Brendan Fraser est Cliff Steele, un célèbre automobiliste dont le cerveau, après un grave accident et grâce à l'intervention du professeur Niles Caulder -The Chief (Timothy Dalton)- est préservé et implanté dans le corps d'un androïde qui porte le nom de Robotman. Bien que l'histoire de la genèse du personnage diffère de celle du comic-book, ajoutant dans ce cas un élément humain qui contribue fortement à sa caractérisation, Robotman est d'emblée un des points les plus intéressants de l'épisode, grâce à une profondeur émotionnelle évidente, et attachante.
Au manoir où vivent nos "héros" s'ajoute la belle et égocentrique Rita Farr (April Bowlby), star hollywoodienne des années cinquante, qui après être tombée dans un fleuve au Congo, se transforme en Elastic-Woman, une sorte de "blob" informe, incapable de contrôler ce pouvoir et condamnée à se cacher du monde après une vie passée sous les spotlights, enivrée par la vanité d'un physique parfait.
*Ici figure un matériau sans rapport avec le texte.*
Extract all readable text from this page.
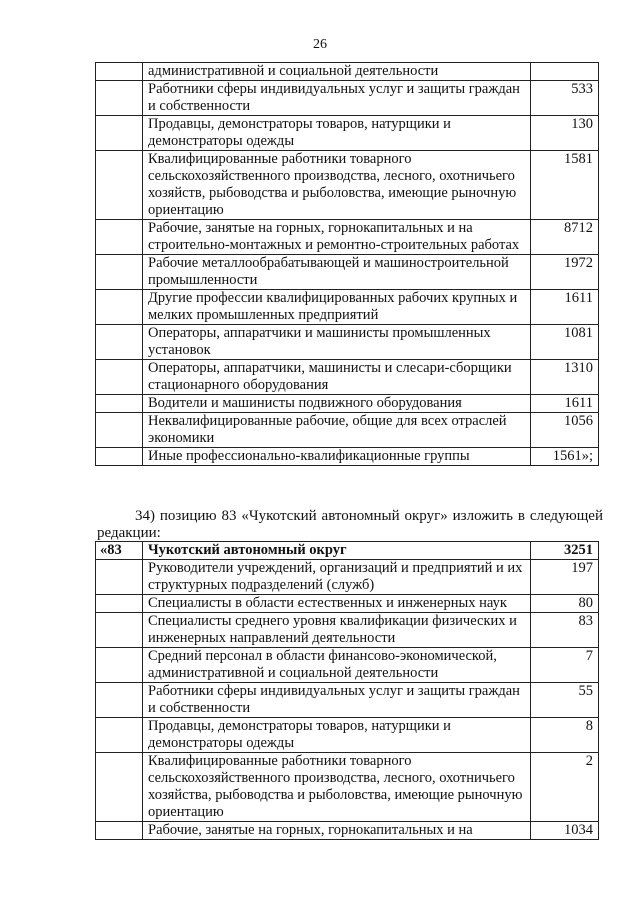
26
	административной и социальной деятельности	
	Работники сферы индивидуальных услуг и защиты граждан и собственности	533
	Продавцы, демонстраторы товаров, натурщики и демонстраторы одежды	130
	Квалифицированные работники товарного сельскохозяйственного производства, лесного, охотничьего хозяйств, рыбоводства и рыболовства, имеющие рыночную ориентацию	1581
	Рабочие, занятые на горных, горнокапитальных и на строительно-монтажных и ремонтно-строительных работах	8712
	Рабочие металлообрабатывающей и машиностроительной промышленности	1972
	Другие профессии квалифицированных рабочих крупных и мелких промышленных предприятий	1611
	Операторы, аппаратчики и машинисты промышленных установок	1081
	Операторы, аппаратчики, машинисты и слесари-сборщики стационарного оборудования	1310
	Водители и машинисты подвижного оборудования	1611
	Неквалифицированные рабочие, общие для всех отраслей экономики	1056
	Иные профессионально-квалификационные группы	1561»;
34) позицию 83 «Чукотский автономный округ» изложить в следующей
редакции:
«83	Чукотский автономный округ	3251
	Руководители учреждений, организаций и предприятий и их структурных подразделений (служб)	197
	Специалисты в области естественных и инженерных наук	80
	Специалисты среднего уровня квалификации физических и инженерных направлений деятельности	83
	Средний персонал в области финансово-экономической, административной и социальной деятельности	7
	Работники сферы индивидуальных услуг и защиты граждан и собственности	55
	Продавцы, демонстраторы товаров, натурщики и демонстраторы одежды	8
	Квалифицированные работники товарного сельскохозяйственного производства, лесного, охотничьего хозяйства, рыбоводства и рыболовства, имеющие рыночную ориентацию	2
	Рабочие, занятые на горных, горнокапитальных и на	1034
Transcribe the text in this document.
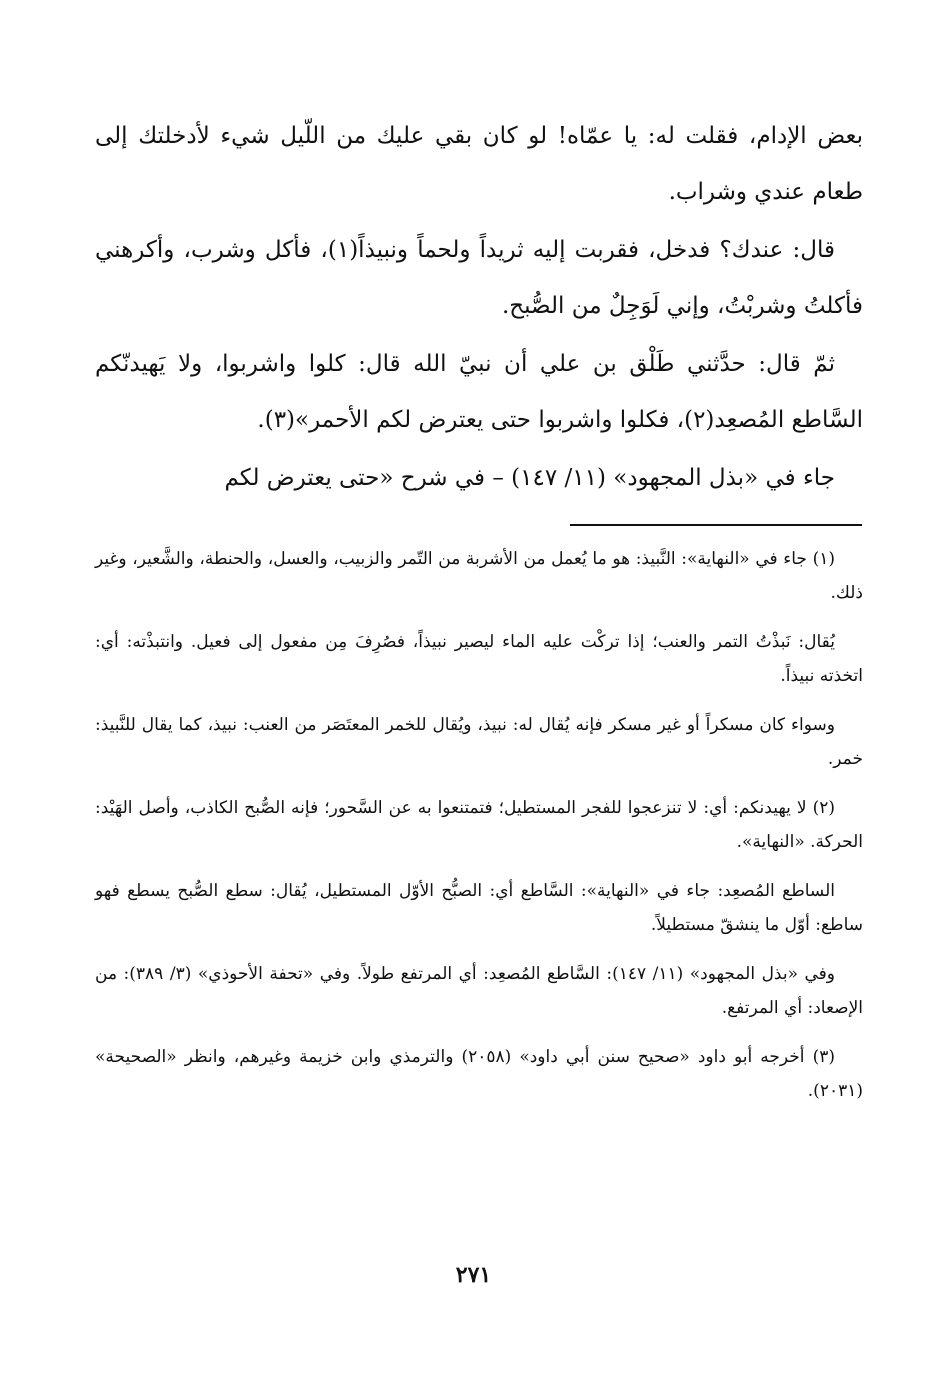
بعض الإدام، فقلت له: يا عمّاه! لو كان بقي عليك من اللّيل شيء لأدخلتك إلى طعام عندي وشراب.

قال: عندك؟ فدخل، فقربت إليه ثريداً ولحماً ونبيذاً(١)، فأكل وشرب، وأكرهني فأكلتُ وشربْتُ، وإني لَوَجِلٌ من الصُّبح.

ثمّ قال: حدَّثني طَلْق بن علي أن نبيّ الله قال: كلوا واشربوا، ولا يَهيدنّكم السَّاطع المُصعِد(٢)، فكلوا واشربوا حتى يعترض لكم الأحمر»(٣).

جاء في «بذل المجهود» (١١/ ١٤٧) – في شرح «حتى يعترض لكم

(١) جاء في «النهاية»: النَّبيذ: هو ما يُعمل من الأشربة من التّمر والزبيب، والعسل، والحنطة، والشَّعير، وغير ذلك.

يُقال: نَبذْتُ التمر والعنب؛ إذا تركْت عليه الماء ليصير نبيذاً، فصُرِفَ مِن مفعول إلى فعيل. وانتبذْته: أي: اتخذته نبيذاً.

وسواء كان مسكراً أو غير مسكر فإنه يُقال له: نبيذ، ويُقال للخمر المعتَصَر من العنب: نبيذ، كما يقال للنَّبيذ: خمر.

(٢) لا يهيدنكم: أي: لا تنزعجوا للفجر المستطيل؛ فتمتنعوا به عن السَّحور؛ فإنه الصُّبح الكاذب، وأصل الهَيْد: الحركة. «النهاية».

الساطع المُصعِد: جاء في «النهاية»: السَّاطع أي: الصبُّح الأوّل المستطيل، يُقال: سطع الصُّبح يسطع فهو ساطع: أوّل ما ينشقّ مستطيلاً.

وفي «بذل المجهود» (١١/ ١٤٧): السَّاطع المُصعِد: أي المرتفع طولاً. وفي «تحفة الأحوذي» (٣/ ٣٨٩): من الإصعاد: أي المرتفع.

(٣) أخرجه أبو داود «صحيح سنن أبي داود» (٢٠٥٨) والترمذي وابن خزيمة وغيرهم، وانظر «الصحيحة» (٢٠٣١).

٢٧١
Larry Trainor est lui un héros de guerre et un beau pilote de l'armée de l'air américaine, interprété par Matt Bomer, qui donne un visage et une voix au personnage avant l'accident, qui le transforme en Negative Man (auquel Matthew Zuk prête son corps, enveloppé de bandages). Ajoutons aussi Crazy Jane (Dianne Gurrero), une jeune fille obligée de vivre avec 64 personnalités différentes, dont l'une finira par avoir de sérieux problèmes avec ses collègues, profitant de l'absence du professeur Caulder.
Comparé à ce qu'on a découvert dans Titans, le personnage de The Chief, interprété par Bruno Bichir, a subi quelques changements. On se souvient que ce bon professeur n'hésite pas à montrer son côté obscur, lorsqu'il tente d'emprisonner Rachel Roth contre sa volonté, et d'étudier ses immenses pouvoirs, alors que dès le pilote de Doom Patrol, il ressemble beaucoup plus au personnage des comics, paraplégique, à l’esprit supérieur, qui utilise ses connaissances pour développer des inventions lui permettant d’aider les autres et lui-même, et également pour lutter contre le crime et protéger les innocents. Le professeur Caulder de Timothy Dalton acquiert une épaisseur qui le rend encore plus intéressant et dangereux que son prédécesseur, démontrant à quel point cette série repose sur des personnages amusants, captivants et profonds, plutôt que sur l'intrigue elle-même, qui d'ailleurs est complètement dingue, avec par exemple un ane qui s'avère être un nexus interdimensionel, capable d'avaler puis recracher une ville toute entière!
Malgré le fait que cette étrange famille essaie de mener une vie normale, dans l'isolement imposé par sa condition, les choses vont s'accélérer et partir en sucette le jour où Crazy Jane convaincra les autres pensionnaires du manoir de quitter leur refuge, pour passer une journée en ville, comme des quidams moyens, ce qui les exposera non seulement au regard des autres, mais attirera également l'attention de M. Nobody.
La barrière entre le spectateur et les acteurs est brisée à de multiples reprises, par des clins d'oeil, des calembours, et même Grant Morrison est évoqué, créant un effet de complicité auquel nous sommes désormais habitués, mais pas sous cette forme de série télévisée. Globalement le show est assuré, les acteurs sont attachants, l'ambiance est fort sympathique, et en cadeau bonus, Cyborg est de la partie! Non, pas le Cyborg du film Justice League, mais tout de même, voir Victor Stone s'ajouter à la joyeuse bande, et apporter sa science du super héroïsme classique, tempérée par des relations père/fils tumultueuses, cela ne fait qu'ajouter du sel, à une Doom Patrol qui est une des bonnes surprises de ce début d'année. Tentez l'expérience!